Space Happy displays an incredible amount of positivity throughout. Featuring archival footage from UZ TV, as well as interviews, director Louis Crisitello explores the origins of the channel. While much of the film would feel at home with The Stairway to Stardom Mixtape or Life on the Farm. The oddball energy and work ethic is undeniable. It’s the passion that shines through and makes Katt’s efforts to promote his artists so endearing.
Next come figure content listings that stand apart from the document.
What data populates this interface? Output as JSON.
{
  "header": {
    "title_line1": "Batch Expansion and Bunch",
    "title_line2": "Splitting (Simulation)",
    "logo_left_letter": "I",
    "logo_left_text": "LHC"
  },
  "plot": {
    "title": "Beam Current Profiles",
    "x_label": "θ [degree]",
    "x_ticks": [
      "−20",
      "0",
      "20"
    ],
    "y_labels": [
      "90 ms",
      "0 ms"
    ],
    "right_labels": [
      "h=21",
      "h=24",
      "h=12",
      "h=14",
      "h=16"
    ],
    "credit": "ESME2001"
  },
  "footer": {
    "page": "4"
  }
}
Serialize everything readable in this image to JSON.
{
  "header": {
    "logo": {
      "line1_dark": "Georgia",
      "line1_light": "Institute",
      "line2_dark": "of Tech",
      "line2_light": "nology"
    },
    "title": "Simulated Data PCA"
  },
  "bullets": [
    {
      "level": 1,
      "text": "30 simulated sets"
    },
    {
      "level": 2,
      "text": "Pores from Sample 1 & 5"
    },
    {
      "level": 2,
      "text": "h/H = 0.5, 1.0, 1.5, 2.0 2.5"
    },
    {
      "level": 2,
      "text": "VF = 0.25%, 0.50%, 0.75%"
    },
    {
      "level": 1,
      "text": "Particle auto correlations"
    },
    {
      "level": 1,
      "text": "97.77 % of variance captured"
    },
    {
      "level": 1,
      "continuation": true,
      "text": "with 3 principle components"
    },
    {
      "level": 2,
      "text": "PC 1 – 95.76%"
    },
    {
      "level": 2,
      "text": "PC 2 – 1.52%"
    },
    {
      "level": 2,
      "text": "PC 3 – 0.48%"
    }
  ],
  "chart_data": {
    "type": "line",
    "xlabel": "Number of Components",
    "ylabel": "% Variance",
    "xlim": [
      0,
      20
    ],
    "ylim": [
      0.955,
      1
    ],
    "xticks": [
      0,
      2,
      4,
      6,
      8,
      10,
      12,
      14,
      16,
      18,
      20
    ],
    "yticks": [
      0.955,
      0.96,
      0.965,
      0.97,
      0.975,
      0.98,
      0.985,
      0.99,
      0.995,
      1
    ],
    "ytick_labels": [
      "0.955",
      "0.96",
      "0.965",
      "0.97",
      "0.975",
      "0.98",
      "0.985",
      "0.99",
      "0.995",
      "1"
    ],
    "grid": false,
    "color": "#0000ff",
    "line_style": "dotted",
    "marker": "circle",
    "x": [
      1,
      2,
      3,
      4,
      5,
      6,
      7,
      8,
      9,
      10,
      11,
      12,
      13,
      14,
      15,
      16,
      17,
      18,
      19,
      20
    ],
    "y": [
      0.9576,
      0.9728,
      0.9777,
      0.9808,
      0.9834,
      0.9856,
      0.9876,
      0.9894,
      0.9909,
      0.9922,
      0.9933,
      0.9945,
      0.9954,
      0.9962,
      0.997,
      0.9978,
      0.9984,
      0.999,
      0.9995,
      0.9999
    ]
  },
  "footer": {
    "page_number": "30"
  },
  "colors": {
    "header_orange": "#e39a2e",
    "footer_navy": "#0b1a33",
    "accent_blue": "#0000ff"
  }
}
The string of talking head interviews occasionally causes Space Happy to drag, yet each individual takes over for minutes at a time. Previous sensations, like Mark Gormley and consistent guest Tommy Robinetti praise Katt’s devotion to the project. The effort to keep the Gulf Coast music scene on the map makes for an excellent story. However, Crisitello could have found more material by looking at Katt’s life away from the studio and following his other passions. We certainly see his devotion here, but providing a more well-rounded view of some participants might have helped us understand the personal risk they take by contributing to the Uncharted Zone.
Clocking in under an hour, Space Happy: Phil Thomas Katt and the Uncharted Zone does not require too much commitment. The most important aspect is to keep an open mind. The people who populate Space Happy work hard to refine their craft. We need more artists unwilling to give up on their dreams. In that way, the documentary becomes a love letter to the dreamers and doers of the world.